DeLuca was a fairly funny guy, but halfway through his set, some of his jokes became a little off kilter, considering the audience. In particular, his jokes about religion fell a little flat. By the end, he had moved past the subject, and the show moved on to better acts. Acts like Carrie Snow.
The first woman to perform that night, Snow brought quite a different perspective to the stage. She never once mentioned a girlfriend, or why women were crazy, both of which were pretty well covered by her turn on stage. Her jokes were often about mothers and the terrible things they do. She even gave us a couple anecdotes that she was using for her book-in-progress, “My Mom’s Meaner Than Your Mom: True Stories of Mean Mothers.”
As her set ended, a camera was set up to the right side of the stage, and a glass podium was brought out for Mort Sahl to speak. Sahl was a comedian who began performing in the fifties. During his career, he became well known for his style of comedy in which he would make commentary on current events and politics, a lot like Jon Stewart. The 85-year-old described working and writing jokes for John F. Kennedy, touring with Frank Sinatra, and being personal friends with Marilyn Monroe. The interview drew in roughly 250 live stream viewers.

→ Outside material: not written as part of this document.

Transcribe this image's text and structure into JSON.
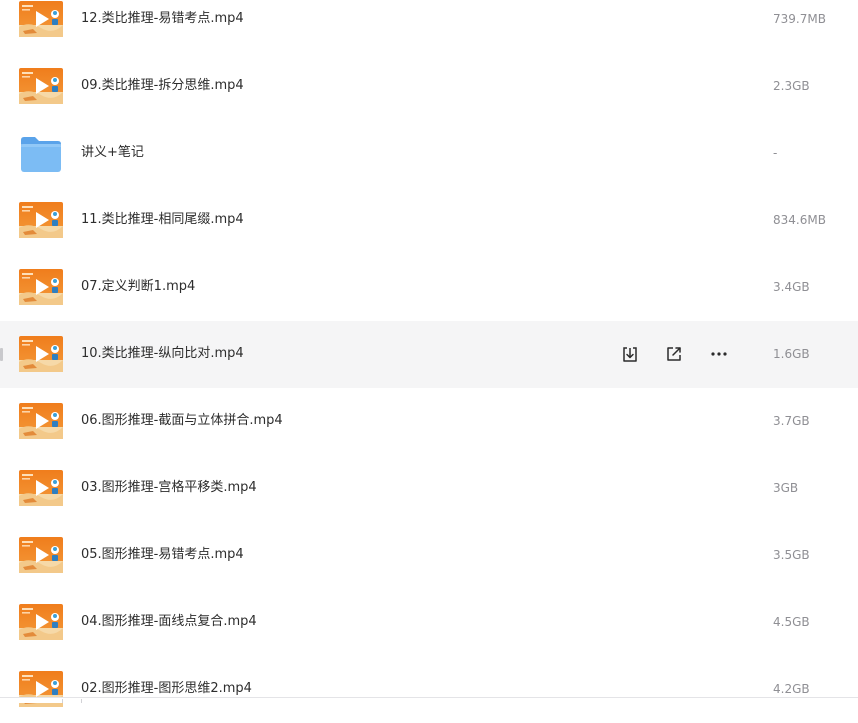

During the intermission, I realized I was the only teenager in the entire theatre. The jokes weren’t very political, or the comedians made references to particularly old pop culture; everything they said would definitely have gone over well with the teenage demographic, and yet we were virtually unrepresented. $15 tickets are a bit of money, but the two and a half hour show with six comedians is well worth the cost. In fact, I would have paid for the tickets just to see the last comedian, Steve “Spanky” McFarlin.
Spanky strolled on stage, slightly hunched over, bald, in baggy brown pants and I didn’t know what to expect. He began soft spoken, and seemingly intoxicated, but quickly got into his character. He would wheeze into laughter as he reached the height of a story so outrageous, and sometimes crude, that it was hard to believe. Yet, if anyone was telling the truth when they said, “I went skinny dipping with a girl who had pierced nipples…[and] she caught a fish!” It would be him.
The night was dynamic and I can easily imagine returning to see the show every week. So very little of the show, if any, seemed scripted, which made it exciting to watch. The quality of comedians that traveled to perform at the theatre that night, far exceeded my expectations.